Characteristics of molybdenum oxide and chromium oxide cathodes in primary and secondary organic electrolyte lithium batteries I. Morphology, structure and their changes during discharge and cycling

Abstract Rechargeable positive electrodes for ambient temperature Li-batteries are mainly based on the same general principle: reversible topotactic Li + -intercalation into transition metal chalcogenide host lattices, yielding ternary phases Li n MCh x . After an intercalation/deintercalation cycle the original host lattice may be retained practically unchanged if the structure of the host matrix is determined by strong covalent bonds and if the concentration of intercalated ions was small. On the other hand, high concentration of unsolvated Li + ions in fairly ionic oxide host lattices such as MoO 3 , Cr 2 O 5 or Cr 3 O 8 (CrO x ) cause significant irreversible structural and also morphological changes of the host matrix.
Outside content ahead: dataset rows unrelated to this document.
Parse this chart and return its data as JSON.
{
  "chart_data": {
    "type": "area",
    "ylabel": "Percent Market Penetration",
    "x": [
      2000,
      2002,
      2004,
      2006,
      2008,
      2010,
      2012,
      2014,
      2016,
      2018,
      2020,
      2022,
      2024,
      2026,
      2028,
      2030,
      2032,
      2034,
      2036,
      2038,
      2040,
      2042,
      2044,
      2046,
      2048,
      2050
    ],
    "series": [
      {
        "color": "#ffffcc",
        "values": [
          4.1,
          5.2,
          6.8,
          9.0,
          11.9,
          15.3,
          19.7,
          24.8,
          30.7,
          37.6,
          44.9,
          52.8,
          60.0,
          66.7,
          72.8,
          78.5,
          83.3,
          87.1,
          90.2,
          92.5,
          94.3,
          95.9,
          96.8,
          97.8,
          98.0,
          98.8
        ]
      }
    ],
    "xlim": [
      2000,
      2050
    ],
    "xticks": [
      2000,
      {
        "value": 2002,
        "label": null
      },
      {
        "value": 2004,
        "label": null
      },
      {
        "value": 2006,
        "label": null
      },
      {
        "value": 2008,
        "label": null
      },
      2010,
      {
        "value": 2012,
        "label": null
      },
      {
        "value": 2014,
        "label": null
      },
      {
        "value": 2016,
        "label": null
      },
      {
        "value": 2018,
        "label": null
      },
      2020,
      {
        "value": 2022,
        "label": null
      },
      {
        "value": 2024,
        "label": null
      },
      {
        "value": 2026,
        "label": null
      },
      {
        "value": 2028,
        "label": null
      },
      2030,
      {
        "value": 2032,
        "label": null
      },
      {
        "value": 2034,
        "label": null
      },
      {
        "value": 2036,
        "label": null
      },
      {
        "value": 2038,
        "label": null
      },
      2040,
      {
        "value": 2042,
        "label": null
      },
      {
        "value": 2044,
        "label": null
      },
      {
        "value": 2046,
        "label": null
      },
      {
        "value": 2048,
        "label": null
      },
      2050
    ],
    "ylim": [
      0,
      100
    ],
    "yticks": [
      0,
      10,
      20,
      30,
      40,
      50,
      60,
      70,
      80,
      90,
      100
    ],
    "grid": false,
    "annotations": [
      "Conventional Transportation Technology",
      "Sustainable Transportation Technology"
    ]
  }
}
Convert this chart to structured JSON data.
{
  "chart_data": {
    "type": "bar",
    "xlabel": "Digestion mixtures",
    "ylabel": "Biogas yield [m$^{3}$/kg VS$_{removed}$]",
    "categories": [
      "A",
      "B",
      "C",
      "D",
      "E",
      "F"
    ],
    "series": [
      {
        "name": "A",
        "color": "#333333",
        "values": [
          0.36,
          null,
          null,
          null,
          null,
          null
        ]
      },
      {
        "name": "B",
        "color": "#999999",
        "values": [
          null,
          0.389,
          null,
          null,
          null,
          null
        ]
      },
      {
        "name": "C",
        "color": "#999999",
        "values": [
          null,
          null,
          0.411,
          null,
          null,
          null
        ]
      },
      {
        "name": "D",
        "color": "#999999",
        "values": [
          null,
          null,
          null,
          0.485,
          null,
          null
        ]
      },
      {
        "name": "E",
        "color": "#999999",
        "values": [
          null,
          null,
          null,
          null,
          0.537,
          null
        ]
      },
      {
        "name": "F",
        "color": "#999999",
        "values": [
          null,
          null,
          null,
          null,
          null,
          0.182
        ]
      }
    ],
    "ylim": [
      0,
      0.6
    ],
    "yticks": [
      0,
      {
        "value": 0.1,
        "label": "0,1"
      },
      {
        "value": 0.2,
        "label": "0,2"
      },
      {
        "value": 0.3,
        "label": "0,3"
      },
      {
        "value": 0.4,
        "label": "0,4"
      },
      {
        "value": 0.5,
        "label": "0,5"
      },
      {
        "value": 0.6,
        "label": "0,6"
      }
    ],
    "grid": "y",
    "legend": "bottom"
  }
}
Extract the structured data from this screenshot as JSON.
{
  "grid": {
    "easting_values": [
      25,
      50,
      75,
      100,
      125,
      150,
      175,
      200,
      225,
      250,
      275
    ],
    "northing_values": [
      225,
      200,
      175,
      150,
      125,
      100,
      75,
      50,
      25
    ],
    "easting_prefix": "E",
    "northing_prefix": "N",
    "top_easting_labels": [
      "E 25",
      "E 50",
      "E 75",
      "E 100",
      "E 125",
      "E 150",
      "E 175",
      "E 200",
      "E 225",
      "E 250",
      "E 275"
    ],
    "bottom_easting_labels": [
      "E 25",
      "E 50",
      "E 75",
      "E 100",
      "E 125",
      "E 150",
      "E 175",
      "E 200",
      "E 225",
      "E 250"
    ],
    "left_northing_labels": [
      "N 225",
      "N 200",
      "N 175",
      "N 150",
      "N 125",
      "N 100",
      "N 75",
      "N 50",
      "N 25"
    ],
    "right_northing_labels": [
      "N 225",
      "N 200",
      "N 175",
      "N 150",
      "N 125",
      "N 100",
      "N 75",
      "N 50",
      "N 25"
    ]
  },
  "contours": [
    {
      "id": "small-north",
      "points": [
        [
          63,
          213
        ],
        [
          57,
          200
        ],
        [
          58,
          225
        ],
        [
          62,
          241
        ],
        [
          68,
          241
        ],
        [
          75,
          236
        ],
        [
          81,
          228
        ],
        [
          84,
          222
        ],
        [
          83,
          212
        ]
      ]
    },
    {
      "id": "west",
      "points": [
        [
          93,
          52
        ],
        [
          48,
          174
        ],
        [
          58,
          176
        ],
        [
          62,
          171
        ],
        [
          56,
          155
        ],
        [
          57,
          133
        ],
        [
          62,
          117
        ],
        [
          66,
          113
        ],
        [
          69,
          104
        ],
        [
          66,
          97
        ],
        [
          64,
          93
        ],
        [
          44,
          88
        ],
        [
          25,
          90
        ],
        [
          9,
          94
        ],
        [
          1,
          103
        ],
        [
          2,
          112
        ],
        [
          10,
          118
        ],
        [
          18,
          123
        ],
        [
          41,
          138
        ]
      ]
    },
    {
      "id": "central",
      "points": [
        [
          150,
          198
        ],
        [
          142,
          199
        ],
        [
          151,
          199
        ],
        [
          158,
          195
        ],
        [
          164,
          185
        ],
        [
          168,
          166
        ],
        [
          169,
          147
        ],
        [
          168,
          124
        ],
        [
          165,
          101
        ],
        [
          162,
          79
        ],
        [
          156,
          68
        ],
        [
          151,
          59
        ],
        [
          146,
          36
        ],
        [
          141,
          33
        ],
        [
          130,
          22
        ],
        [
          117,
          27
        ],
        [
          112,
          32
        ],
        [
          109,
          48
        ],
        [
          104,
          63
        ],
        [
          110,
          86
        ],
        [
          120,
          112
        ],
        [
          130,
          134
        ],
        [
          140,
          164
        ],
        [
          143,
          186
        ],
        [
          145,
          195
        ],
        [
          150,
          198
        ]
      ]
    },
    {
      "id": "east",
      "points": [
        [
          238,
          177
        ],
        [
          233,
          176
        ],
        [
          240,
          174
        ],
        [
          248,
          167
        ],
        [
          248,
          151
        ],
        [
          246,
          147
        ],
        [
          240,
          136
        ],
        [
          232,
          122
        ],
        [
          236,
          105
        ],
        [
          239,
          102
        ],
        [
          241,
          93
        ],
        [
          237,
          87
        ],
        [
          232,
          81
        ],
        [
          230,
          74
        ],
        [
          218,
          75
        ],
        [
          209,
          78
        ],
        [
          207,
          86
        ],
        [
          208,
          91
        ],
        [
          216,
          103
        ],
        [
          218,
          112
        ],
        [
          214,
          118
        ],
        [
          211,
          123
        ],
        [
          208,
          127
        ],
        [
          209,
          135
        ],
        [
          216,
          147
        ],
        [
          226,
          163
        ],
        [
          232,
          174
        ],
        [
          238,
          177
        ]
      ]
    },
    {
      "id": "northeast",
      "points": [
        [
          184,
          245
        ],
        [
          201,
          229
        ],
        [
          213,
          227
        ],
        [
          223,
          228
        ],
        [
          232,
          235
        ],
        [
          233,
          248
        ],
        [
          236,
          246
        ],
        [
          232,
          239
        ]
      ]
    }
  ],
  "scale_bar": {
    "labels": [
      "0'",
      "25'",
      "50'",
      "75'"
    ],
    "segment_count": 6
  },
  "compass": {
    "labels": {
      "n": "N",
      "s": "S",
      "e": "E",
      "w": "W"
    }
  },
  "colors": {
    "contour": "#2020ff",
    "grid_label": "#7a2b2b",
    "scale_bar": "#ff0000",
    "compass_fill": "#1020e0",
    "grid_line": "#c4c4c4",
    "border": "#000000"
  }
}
Moreover, ternary oxides Li n MO x prepared at room temperature are non-equilibrium phases — their structural parameters and transport properties vary with conditions of preparation, ageing time etc., and elevated temperature finally causes a complete and irreversible breakdown of their original structure. Prolonged cycling of crystalline large particle size MoO 3 leaves quasi-amorphous powders which, however, are still usable for rechargeable cathodes. Failure of Li n MoO 3 and Li n CrO x electrodes is due to recrystallization via solution, forming e.g. Li 2 MoO 4 from Li n MoO 3 . To obtain a better understanding of the limitations of MoO 3 and CrO x cathodes under practical operation conditions changes in structure and morphology during electrochemical and chemical lithiation and after electrochemical cycling were followed by X-ray diffraction and SEM micrographs; supplementary results were obtained by electrochemical methods and by thermal analysis. Electronically conducting preparations of “hexagonal MoO 3 ” (which is a hydrated MoO 3 modification) were also characterized with respect to their discharge behaviour and reversibility in organic Li + -electrolytes − their “sloping” discharge characteristics disqualify them for practical applications.